See right now the only shop tools I have at are a hammer and chisel :big: so I decided to go with conventional machines for now but I know it wont be long and I'll not be able to fight the urge to go ahead and order a Tomach.
Maybe I'll get one for Christmas hint,hint.




Doc

PS Am I right in assuming you got one of those little gems?


----------



## deere_x475guy (Sep 18, 2009)

I was wondering the same thing, Kermit?

I just heard back from Robert with Tormach and he sent me a list if 5 people around me that are willing to demo the machine and a list of videos to watch. I will be emailing a few of the contacts this weekend.


----------



## Kermit (Sep 18, 2009)

It's only $7000.  Man, I wish that was in my car's room right now. <(Garage)

If I was willing to wait 5 years to get a mill, then, YES, that is what I would be getting.
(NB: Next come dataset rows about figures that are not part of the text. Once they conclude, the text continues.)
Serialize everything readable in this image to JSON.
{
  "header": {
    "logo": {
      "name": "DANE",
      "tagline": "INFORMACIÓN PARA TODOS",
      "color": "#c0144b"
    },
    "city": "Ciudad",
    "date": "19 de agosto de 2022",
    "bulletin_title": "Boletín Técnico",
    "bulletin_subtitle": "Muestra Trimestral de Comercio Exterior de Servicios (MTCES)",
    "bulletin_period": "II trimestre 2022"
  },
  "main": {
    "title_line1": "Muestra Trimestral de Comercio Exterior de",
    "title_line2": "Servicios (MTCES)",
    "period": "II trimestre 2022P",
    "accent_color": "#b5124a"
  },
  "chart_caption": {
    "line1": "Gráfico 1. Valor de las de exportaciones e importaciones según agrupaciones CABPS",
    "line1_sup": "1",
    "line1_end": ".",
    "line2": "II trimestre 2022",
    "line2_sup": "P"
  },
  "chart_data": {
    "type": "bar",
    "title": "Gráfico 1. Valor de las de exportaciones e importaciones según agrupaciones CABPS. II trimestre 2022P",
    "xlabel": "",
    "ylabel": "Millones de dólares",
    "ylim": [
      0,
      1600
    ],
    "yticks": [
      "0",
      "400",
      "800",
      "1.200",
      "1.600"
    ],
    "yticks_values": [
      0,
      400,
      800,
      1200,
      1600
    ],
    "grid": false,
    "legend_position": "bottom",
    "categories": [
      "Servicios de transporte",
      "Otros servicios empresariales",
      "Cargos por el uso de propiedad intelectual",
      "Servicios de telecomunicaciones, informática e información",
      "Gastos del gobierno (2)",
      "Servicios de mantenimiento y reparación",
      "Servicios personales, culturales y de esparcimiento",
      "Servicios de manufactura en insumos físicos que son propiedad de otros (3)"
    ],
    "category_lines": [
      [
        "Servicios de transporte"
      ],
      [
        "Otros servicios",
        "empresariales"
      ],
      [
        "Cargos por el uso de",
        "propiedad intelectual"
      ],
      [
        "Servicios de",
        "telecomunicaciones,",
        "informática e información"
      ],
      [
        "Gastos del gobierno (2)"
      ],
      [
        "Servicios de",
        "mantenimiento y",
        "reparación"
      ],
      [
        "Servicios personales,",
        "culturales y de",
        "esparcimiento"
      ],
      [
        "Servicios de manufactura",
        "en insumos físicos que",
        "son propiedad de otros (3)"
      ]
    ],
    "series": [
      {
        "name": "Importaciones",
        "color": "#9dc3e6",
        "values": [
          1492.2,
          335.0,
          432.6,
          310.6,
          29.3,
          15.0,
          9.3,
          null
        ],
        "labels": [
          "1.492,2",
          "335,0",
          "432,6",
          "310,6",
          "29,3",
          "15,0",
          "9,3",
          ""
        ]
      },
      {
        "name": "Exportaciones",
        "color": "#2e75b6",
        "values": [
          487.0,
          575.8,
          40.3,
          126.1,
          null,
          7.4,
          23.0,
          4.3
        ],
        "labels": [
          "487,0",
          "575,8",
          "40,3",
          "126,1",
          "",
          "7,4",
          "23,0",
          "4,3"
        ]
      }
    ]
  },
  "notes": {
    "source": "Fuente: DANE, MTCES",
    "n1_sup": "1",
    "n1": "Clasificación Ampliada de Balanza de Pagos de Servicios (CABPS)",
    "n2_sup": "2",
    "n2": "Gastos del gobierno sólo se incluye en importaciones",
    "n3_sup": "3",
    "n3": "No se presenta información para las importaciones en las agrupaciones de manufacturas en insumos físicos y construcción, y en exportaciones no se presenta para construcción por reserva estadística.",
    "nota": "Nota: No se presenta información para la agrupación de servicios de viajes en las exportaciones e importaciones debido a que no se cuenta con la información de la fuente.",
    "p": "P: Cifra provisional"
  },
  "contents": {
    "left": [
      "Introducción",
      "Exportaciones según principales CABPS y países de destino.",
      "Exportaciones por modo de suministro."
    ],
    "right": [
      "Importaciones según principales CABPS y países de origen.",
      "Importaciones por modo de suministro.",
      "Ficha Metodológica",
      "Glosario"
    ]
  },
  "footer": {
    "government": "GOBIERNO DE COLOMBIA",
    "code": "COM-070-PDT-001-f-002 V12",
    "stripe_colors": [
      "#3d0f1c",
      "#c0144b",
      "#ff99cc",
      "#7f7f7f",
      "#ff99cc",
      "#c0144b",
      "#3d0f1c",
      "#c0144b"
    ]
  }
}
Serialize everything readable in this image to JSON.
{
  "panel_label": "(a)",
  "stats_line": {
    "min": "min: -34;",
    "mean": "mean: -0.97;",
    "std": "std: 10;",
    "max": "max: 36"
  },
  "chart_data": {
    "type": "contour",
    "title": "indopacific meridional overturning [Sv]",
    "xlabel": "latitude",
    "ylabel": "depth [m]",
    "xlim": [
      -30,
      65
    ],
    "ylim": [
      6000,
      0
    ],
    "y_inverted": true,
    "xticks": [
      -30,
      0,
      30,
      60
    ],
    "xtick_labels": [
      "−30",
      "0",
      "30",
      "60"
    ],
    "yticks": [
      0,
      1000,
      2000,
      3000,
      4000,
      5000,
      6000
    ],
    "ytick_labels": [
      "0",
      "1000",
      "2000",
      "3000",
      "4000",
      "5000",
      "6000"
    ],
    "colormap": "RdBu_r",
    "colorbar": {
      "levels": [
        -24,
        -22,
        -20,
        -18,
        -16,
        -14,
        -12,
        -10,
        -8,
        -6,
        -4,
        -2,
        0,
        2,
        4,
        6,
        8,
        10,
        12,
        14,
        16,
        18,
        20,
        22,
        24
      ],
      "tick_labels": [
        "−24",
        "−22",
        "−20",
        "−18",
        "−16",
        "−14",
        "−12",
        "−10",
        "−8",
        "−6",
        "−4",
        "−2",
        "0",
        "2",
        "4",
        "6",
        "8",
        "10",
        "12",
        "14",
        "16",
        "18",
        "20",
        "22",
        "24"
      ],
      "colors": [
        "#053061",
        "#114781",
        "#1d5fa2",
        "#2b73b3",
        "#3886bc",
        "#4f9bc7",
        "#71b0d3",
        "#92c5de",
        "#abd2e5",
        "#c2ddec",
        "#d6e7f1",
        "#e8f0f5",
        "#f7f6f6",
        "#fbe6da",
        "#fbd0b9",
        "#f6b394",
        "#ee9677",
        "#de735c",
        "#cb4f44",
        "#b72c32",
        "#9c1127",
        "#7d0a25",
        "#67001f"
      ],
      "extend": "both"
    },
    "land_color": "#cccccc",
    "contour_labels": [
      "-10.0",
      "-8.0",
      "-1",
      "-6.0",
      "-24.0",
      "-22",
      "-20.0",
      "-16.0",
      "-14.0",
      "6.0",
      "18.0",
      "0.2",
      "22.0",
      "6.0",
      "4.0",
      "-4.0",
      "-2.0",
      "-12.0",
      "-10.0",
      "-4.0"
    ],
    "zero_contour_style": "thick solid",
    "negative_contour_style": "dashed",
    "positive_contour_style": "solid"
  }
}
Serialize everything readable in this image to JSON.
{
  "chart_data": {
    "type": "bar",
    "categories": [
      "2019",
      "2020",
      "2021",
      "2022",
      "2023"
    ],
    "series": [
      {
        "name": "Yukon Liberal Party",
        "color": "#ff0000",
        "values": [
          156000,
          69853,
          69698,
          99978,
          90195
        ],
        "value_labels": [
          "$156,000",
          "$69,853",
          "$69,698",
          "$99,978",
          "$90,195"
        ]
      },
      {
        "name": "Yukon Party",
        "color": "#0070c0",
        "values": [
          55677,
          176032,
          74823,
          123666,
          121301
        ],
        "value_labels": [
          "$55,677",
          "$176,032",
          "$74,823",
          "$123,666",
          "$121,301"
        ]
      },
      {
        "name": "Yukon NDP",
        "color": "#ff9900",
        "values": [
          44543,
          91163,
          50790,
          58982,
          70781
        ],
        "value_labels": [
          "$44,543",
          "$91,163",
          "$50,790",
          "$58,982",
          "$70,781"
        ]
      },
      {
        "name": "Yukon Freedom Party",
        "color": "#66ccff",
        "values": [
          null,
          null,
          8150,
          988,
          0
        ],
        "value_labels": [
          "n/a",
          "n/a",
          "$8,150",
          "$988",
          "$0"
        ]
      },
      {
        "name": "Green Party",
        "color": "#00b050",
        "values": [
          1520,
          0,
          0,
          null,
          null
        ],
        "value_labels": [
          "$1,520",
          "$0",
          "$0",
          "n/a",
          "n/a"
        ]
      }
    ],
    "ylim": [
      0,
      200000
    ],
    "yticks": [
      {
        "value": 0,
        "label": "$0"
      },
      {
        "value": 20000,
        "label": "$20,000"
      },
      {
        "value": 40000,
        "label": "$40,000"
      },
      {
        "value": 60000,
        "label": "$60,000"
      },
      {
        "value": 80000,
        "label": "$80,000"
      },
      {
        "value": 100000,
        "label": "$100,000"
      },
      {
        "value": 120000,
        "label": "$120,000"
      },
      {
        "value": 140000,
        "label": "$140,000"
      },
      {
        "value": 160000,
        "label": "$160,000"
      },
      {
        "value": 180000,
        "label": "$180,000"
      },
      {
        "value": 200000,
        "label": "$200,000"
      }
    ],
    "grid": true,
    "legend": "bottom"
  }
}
However, I've been waiting for what seems like forever already ( 4 months) and the savings account for my mill only has $350 in it.


Maybe another unknown Great Uncle will die and leave me $10,000.00 in his will. Or not.  ;D


A boy can dream can't he? 
Kermit


----------



## macona (Sep 27, 2009)

Kermit  said:
			
		

> It's only $7000.  Man, I wish that was in my car's room right now. <(Garage)
> 
> If I was willing to wait 5 years to get a mill, then, YES, that is what I would be getting. However, I've been waiting for what seems like forever already ( 4 months) and the savings account for my mill only has $350 in it.
> 
> ...



Its only $7.5k if you buy the machine by itself. But once you add the options like a stand you are well into the 10k to 14k range.

I have been to a couple auctions recently and you could pick up a Robomill that would take up the same space for about the same price as one of the Tormachs. Heck, Haas VF-3's were going for $6k. A Real nice 50 taper Hitachi with pallet changer went for $15k. (Good luck getting that in my garage!)

-Jerry


----------



## shred (Sep 27, 2009)

Yeah, you can get some good deals on used industrial stuff right now.  Of course I just saw a used $15K+ Tormach setup with tooling and everything go for <$8K locally, so it all depends. Too bad a Minimill won't fit in my shop


----------